O sure, there might be, in any one of these surrounding towns, the occasional shop keeper left standing, who will greet you like Daffy Duck, waving his finger. He wags. He complains. He dreams of moving getting out his business, entirely. If not for the few good folks who come in to shop locally, he'd be in Bermuda by now. Since the finger wagging is a universal sign indicating the common small-town accusal, meaning, "Shame on you," each of these towns on most days would be classified better as ghost towns.

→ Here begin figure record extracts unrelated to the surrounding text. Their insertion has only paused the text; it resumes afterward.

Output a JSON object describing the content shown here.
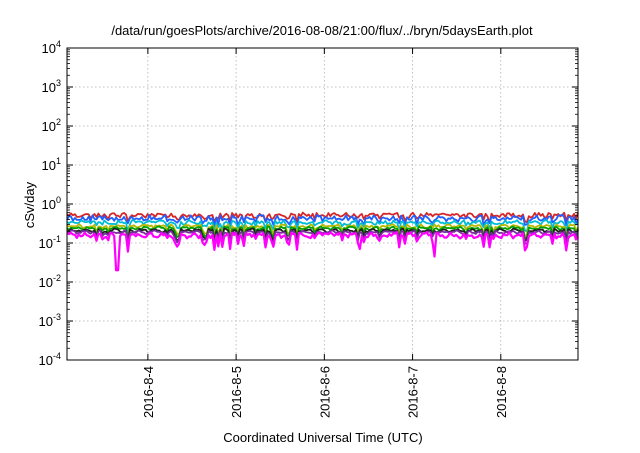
{
  "chart_data": {
    "type": "line",
    "title": "/data/run/goesPlots/archive/2016-08-08/21:00/flux/../bryn/5daysEarth.plot",
    "xlabel": "Coordinated Universal Time (UTC)",
    "ylabel": "cSv/day",
    "yscale": "log",
    "ylim": [
      0.0001,
      10000
    ],
    "xlim": [
      "2016-08-03 02:00",
      "2016-08-08 21:00"
    ],
    "grid": true,
    "legend": "none",
    "x_ticks": [
      "2016-8-4",
      "2016-8-5",
      "2016-8-6",
      "2016-8-7",
      "2016-8-8"
    ],
    "y_ticks": [
      {
        "value": 0.0001,
        "base": "10",
        "exp": "-4"
      },
      {
        "value": 0.001,
        "base": "10",
        "exp": "-3"
      },
      {
        "value": 0.01,
        "base": "10",
        "exp": "-2"
      },
      {
        "value": 0.1,
        "base": "10",
        "exp": "-1"
      },
      {
        "value": 1,
        "base": "10",
        "exp": "0"
      },
      {
        "value": 10,
        "base": "10",
        "exp": "1"
      },
      {
        "value": 100,
        "base": "10",
        "exp": "2"
      },
      {
        "value": 1000,
        "base": "10",
        "exp": "3"
      },
      {
        "value": 10000,
        "base": "10",
        "exp": "4"
      }
    ],
    "series": [
      {
        "color": "#d62728",
        "level": 0.52,
        "noise": 0.12,
        "dips": []
      },
      {
        "color": "#1f5fff",
        "level": 0.44,
        "noise": 0.16,
        "dips": []
      },
      {
        "color": "#00bcd4",
        "level": 0.34,
        "noise": 0.1,
        "dips": []
      },
      {
        "color": "#b5b800",
        "level": 0.27,
        "noise": 0.08,
        "dips": []
      },
      {
        "color": "#00a000",
        "level": 0.24,
        "noise": 0.07,
        "dips": []
      },
      {
        "color": "#202020",
        "level": 0.21,
        "noise": 0.07,
        "dips": []
      },
      {
        "color": "#7a2fa0",
        "level": 0.19,
        "noise": 0.07,
        "dips": []
      },
      {
        "color": "#ff00ff",
        "level": 0.16,
        "noise": 0.14,
        "dips": [
          {
            "date": "2016-08-03 15:40",
            "value": 0.02
          },
          {
            "date": "2016-08-06 09:40",
            "value": 0.07
          },
          {
            "date": "2016-08-07 06:00",
            "value": 0.045
          }
        ]
      }
    ]
  }
}
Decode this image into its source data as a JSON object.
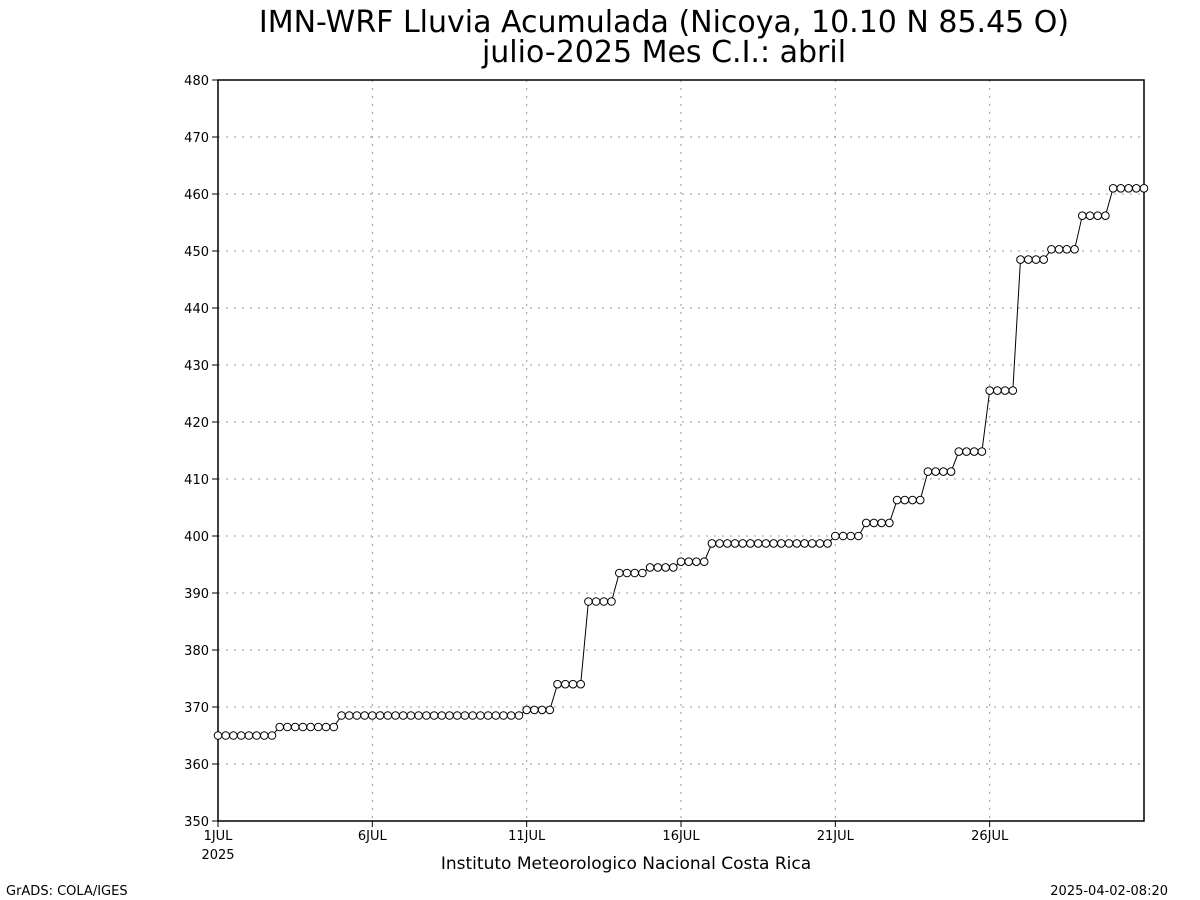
{
  "chart_data": {
    "type": "line",
    "title_line1": "IMN-WRF  Lluvia Acumulada  (Nicoya, 10.10  N 85.45  O)",
    "title_line2": "julio-2025 Mes C.I.: abril",
    "xlabel": "Instituto Meteorologico Nacional Costa Rica",
    "ylabel": "",
    "x_unit": "day of July 2025 (6-hourly steps)",
    "ylim": [
      350,
      480
    ],
    "yticks": [
      350,
      360,
      370,
      380,
      390,
      400,
      410,
      420,
      430,
      440,
      450,
      460,
      470,
      480
    ],
    "xlim": [
      1,
      31
    ],
    "xticks": [
      {
        "x": 1,
        "label": "1JUL"
      },
      {
        "x": 6,
        "label": "6JUL"
      },
      {
        "x": 11,
        "label": "11JUL"
      },
      {
        "x": 16,
        "label": "16JUL"
      },
      {
        "x": 21,
        "label": "21JUL"
      },
      {
        "x": 26,
        "label": "26JUL"
      }
    ],
    "year_label": "2025",
    "grid": true,
    "marker": "open-circle",
    "line_color": "#000000",
    "series": [
      {
        "values": [
          365,
          365,
          365,
          365,
          365,
          365,
          365,
          365,
          366.5,
          366.5,
          366.5,
          366.5,
          366.5,
          366.5,
          366.5,
          366.5,
          368.5,
          368.5,
          368.5,
          368.5,
          368.5,
          368.5,
          368.5,
          368.5,
          368.5,
          368.5,
          368.5,
          368.5,
          368.5,
          368.5,
          368.5,
          368.5,
          368.5,
          368.5,
          368.5,
          368.5,
          368.5,
          368.5,
          368.5,
          368.5,
          369.5,
          369.5,
          369.5,
          369.5,
          374,
          374,
          374,
          374,
          388.5,
          388.5,
          388.5,
          388.5,
          393.5,
          393.5,
          393.5,
          393.5,
          394.5,
          394.5,
          394.5,
          394.5,
          395.5,
          395.5,
          395.5,
          395.5,
          398.7,
          398.7,
          398.7,
          398.7,
          398.7,
          398.7,
          398.7,
          398.7,
          398.7,
          398.7,
          398.7,
          398.7,
          398.7,
          398.7,
          398.7,
          398.7,
          400,
          400,
          400,
          400,
          402.3,
          402.3,
          402.3,
          402.3,
          406.3,
          406.3,
          406.3,
          406.3,
          411.3,
          411.3,
          411.3,
          411.3,
          414.8,
          414.8,
          414.8,
          414.8,
          425.5,
          425.5,
          425.5,
          425.5,
          448.5,
          448.5,
          448.5,
          448.5,
          450.3,
          450.3,
          450.3,
          450.3,
          456.2,
          456.2,
          456.2,
          456.2,
          461,
          461,
          461,
          461,
          461
        ]
      }
    ]
  },
  "footer": {
    "left": "GrADS: COLA/IGES",
    "right": "2025-04-02-08:20"
  }
}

"Shame for all who shop at Wal Mart," they might say. "Shame on all of you who drive out of their communities, burning all of that gas, burning all of that time and money, to go out of their way to destroy the very towns they live in. Shame on all of you, far worse criminals than the little thieves who sit in their tiny small town cop jail cells, who go all of that way to buy all of that foreign-made crap, when they can buy some of my crap, much of it frequently locally produced, that they could buy instead."
But holy Ronald Reagan, sweet finger-flipping Jesus, as everyone must not know, as all wild-eyed Wal Mart shoppers do not feel or deny or fail to understand, they know not what they do. They know not that they are citizen soldiers as well for the zombied technological armies of the corporately sponsored seige against the American dream. They can't even see how they are bleeding their own communities dry. They do not know that, without their moral compass; hell they can scarecely listen or even be told, how the Wal Mart army is a big bluesy vampire sucking their very vitals, their lifestyles, their values, completely dry.
So go ahead, buy your plastic, Chinese-made compass at Wal Mart. Notice how it breaks easily. It will happen ... someday soon. You can always buy another one, and another, and another ... and if you have enough money, in great bulky bulks at Sam's Club, too ... all soon to be built on the surface of the moon.